Monday, August 13, 2007

Bratz: The Movie

OMG!!! JKLOL!!!! Oh no they didn't- I'm pretty sure I've seen this movie before, and that was Mean Girls. The only difference is that Mean Girls was good- really good. This movie is bad- really bad. It takes one ten second gag from Mean Girls (the seating arrangements in the cafeteria), and makes an entire movie out of it. It loses all of the feelings of conflict and isolation that made Mean Girls so good.

Logan Browning, Janel Parrish, Nathalia Ramos, and Skyler Shaye play Sasha, Jade, Yasmin, Cloe- four best friends just starting high-school. Their hopeful starry eyed dreams are shattered when Meredith (Chelsea Staub), the student council president, drives them to join separate cliques and breaks of their friendships. Potential for genuine conflict? Hardly. They're back together before the half hour mark. The rest of the movie is spent split between revenge against Meredith, and their attempts at spreading their inter-clique diversity around the school.

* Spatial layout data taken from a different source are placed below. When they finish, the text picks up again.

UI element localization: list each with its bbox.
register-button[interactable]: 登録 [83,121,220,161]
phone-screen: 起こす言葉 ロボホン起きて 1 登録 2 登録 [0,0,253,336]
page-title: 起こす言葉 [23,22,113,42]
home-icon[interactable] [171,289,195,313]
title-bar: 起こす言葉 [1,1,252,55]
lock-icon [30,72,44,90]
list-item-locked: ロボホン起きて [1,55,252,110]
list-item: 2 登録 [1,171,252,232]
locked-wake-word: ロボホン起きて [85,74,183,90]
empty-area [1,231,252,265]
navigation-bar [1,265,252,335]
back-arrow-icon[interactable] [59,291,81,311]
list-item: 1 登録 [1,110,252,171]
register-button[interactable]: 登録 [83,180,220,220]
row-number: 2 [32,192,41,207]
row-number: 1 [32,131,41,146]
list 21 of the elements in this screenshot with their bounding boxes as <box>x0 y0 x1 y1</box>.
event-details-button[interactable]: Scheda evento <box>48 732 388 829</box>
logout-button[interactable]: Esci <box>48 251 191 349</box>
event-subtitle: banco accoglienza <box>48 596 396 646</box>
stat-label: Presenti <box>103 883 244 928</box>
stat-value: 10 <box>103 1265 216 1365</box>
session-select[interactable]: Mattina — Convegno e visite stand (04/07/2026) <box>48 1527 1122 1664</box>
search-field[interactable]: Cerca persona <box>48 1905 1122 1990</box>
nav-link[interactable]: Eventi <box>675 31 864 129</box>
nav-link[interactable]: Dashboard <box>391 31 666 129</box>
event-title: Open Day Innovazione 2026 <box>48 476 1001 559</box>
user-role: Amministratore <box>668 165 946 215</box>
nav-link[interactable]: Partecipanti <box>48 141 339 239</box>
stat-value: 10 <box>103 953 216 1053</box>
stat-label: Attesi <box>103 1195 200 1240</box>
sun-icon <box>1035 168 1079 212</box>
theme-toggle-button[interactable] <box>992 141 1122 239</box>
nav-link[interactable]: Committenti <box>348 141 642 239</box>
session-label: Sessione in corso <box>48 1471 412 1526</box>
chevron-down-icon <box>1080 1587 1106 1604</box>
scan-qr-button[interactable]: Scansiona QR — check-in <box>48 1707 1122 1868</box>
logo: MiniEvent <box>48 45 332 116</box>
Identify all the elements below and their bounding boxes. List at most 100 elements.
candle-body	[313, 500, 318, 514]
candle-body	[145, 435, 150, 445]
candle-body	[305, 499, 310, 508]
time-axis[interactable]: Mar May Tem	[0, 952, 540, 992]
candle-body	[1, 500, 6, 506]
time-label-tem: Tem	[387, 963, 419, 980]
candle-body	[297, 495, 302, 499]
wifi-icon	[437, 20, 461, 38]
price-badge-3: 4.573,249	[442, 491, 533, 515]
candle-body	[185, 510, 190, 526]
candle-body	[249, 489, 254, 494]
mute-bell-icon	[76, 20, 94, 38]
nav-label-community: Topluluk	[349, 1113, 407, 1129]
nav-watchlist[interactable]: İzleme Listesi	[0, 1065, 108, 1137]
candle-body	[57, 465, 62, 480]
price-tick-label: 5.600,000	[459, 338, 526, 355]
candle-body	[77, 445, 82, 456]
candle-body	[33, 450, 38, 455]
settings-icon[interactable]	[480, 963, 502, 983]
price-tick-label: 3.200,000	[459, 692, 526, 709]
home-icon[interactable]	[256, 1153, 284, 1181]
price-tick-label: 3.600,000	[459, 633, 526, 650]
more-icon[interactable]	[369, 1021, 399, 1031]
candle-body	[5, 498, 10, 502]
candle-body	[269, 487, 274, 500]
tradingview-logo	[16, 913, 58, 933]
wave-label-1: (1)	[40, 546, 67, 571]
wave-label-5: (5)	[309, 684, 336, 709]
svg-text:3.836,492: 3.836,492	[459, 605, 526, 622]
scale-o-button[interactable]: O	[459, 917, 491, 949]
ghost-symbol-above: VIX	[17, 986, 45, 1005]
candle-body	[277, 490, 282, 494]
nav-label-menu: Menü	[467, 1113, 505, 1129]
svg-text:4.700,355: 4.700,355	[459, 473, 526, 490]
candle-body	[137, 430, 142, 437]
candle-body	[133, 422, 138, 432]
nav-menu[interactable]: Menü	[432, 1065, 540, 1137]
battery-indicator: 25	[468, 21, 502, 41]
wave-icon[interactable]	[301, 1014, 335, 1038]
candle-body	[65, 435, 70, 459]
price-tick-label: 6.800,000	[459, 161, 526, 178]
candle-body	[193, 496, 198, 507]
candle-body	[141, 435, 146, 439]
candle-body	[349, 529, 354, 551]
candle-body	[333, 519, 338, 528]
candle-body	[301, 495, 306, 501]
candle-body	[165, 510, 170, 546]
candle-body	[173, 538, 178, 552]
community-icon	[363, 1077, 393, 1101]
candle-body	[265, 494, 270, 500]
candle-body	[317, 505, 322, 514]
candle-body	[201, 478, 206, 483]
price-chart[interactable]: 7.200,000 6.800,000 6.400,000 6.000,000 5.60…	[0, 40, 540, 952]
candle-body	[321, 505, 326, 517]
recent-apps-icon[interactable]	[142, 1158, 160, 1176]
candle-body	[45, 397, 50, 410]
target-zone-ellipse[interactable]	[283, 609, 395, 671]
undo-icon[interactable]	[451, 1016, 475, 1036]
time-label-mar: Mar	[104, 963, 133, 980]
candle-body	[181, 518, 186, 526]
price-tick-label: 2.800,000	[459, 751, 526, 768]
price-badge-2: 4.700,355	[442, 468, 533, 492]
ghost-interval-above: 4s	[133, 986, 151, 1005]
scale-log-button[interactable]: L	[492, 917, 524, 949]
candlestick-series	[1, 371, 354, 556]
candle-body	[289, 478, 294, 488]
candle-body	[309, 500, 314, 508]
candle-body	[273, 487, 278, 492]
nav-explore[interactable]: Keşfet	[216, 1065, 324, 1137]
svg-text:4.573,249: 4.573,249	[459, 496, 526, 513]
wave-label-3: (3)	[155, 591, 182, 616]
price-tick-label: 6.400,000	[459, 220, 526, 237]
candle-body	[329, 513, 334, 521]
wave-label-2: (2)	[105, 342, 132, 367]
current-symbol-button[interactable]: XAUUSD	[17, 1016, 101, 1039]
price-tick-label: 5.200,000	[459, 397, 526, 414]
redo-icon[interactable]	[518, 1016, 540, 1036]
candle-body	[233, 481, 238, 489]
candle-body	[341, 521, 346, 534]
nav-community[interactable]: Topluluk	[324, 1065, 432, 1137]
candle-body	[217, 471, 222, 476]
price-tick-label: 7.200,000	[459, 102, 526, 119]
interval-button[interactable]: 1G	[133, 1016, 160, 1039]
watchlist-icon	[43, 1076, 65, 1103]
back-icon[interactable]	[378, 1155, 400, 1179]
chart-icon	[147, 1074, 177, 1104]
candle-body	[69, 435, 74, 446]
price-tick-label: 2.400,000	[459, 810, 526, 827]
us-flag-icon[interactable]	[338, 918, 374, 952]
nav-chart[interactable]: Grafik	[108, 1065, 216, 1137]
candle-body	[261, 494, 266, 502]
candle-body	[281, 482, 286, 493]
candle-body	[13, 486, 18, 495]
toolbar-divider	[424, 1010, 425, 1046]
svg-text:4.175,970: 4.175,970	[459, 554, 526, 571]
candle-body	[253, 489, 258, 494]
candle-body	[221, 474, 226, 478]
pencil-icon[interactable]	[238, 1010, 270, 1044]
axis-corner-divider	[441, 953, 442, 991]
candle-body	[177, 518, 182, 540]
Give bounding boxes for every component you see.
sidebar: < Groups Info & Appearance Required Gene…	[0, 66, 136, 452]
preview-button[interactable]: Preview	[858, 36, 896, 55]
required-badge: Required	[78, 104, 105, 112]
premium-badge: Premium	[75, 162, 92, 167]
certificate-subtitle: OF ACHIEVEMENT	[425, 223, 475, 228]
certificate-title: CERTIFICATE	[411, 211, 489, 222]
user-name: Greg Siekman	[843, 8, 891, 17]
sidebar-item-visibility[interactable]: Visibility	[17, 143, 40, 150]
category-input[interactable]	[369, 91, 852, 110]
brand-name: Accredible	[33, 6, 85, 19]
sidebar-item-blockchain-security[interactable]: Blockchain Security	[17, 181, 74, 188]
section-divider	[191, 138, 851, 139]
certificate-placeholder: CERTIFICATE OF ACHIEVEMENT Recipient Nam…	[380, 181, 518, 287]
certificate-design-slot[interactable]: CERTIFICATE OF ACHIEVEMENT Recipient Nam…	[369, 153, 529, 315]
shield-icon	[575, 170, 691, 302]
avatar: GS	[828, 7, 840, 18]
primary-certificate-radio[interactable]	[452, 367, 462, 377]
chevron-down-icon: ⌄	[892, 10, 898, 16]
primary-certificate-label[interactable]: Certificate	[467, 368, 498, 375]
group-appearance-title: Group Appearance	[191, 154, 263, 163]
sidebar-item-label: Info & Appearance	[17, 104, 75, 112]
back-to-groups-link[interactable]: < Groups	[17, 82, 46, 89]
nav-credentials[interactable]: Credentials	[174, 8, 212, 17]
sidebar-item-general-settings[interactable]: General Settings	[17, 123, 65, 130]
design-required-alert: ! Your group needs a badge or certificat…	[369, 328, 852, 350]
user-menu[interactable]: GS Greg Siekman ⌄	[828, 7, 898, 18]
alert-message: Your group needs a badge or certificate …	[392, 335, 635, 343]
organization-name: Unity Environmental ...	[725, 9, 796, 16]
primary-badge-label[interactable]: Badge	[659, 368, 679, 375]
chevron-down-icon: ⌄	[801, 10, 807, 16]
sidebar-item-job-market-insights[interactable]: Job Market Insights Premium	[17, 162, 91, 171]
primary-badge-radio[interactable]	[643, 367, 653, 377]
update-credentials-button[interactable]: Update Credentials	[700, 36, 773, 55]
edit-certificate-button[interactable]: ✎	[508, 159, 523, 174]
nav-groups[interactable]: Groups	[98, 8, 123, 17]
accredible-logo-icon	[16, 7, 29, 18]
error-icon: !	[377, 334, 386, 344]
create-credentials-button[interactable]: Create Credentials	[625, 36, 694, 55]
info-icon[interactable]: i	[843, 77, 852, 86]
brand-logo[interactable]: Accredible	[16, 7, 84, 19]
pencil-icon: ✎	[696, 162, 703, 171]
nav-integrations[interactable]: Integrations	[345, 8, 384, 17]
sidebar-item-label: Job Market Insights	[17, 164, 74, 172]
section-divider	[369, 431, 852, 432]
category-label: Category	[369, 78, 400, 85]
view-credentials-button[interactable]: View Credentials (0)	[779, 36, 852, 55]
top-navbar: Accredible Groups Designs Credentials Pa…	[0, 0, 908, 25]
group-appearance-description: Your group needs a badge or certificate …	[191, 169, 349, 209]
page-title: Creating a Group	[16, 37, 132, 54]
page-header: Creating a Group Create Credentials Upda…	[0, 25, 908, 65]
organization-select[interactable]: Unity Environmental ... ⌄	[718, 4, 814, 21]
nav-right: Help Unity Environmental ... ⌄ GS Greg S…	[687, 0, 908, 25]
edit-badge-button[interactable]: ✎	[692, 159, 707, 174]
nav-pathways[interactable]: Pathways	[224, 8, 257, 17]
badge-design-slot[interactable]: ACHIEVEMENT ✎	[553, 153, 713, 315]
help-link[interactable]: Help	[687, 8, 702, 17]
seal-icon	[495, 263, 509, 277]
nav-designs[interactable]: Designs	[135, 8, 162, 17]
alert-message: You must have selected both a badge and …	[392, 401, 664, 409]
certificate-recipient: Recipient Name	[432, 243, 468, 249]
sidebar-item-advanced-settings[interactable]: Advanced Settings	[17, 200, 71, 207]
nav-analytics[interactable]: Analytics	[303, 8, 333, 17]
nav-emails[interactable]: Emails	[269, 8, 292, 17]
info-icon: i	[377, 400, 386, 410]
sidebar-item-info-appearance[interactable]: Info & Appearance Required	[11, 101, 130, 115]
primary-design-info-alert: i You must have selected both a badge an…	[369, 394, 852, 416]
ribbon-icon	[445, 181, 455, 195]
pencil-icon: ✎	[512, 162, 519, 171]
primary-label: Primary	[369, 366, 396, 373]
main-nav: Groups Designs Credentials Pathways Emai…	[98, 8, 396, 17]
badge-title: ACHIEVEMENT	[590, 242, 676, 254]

It's been a while since I was in high-school, but I don't remember it being like this- at all. I think High School Musical even had more truths in it. Bratz just rips off everything. It continues harvesting Mean Girls all the way down to the talent show, and it even references the MTV show "My Super Sweet 16." Nothing draws more attention to a movie's own self-awareness than being featured on a TV show. And a dog named Paris that follows Meredith around? Are dogs even allowed in school?

The five lead actresses are awful. Just terrible. I think the performances would have been more convincing if they had been given by the Bratz dolls themselves. That's actually an interesting prospect. For some reason Jon Voight is in this as the principle and Meredith's father. I couldn't fathom what possessed him to appear in this cesspool.

I'm not sure who this movie is targeting. I would assume it would be the audience that would watch "My Super Sweet 16," but I'm not sure. Maybe the same crowd that enjoys the Avril Levigne peppered soundtrack. Again, I'm not sure. Possibly fans of director Sean McNamara's other work- a whole plethora of Disney Channel shows and kiddie movie sequels. (Anybody see his crowning achievements Three Ninjas: High Noon at Mega Mountain?) My only hope is that they come out with a sequel. Maybe Homies: The Movie- based off those toys that cost a quarter in restaurant lobbies. There's a reason this is on IMBD's bottom 100 movies of all time.

Watch the Trailer

0/5

1 comment:

Anonymous said...

This movie was very good. and the difference is is that bratz is more of a kid movie it's rated pg and mean girls was for an older age. this movie shows a good lesson and for all the little girls out there who play with bratz probably really enjoyed watching it because it wasn't animated and it showed real people .everybody is intitled to their ipinion but whoever wrote that bratz was really bad has a bad opinion i loved the movie it was great.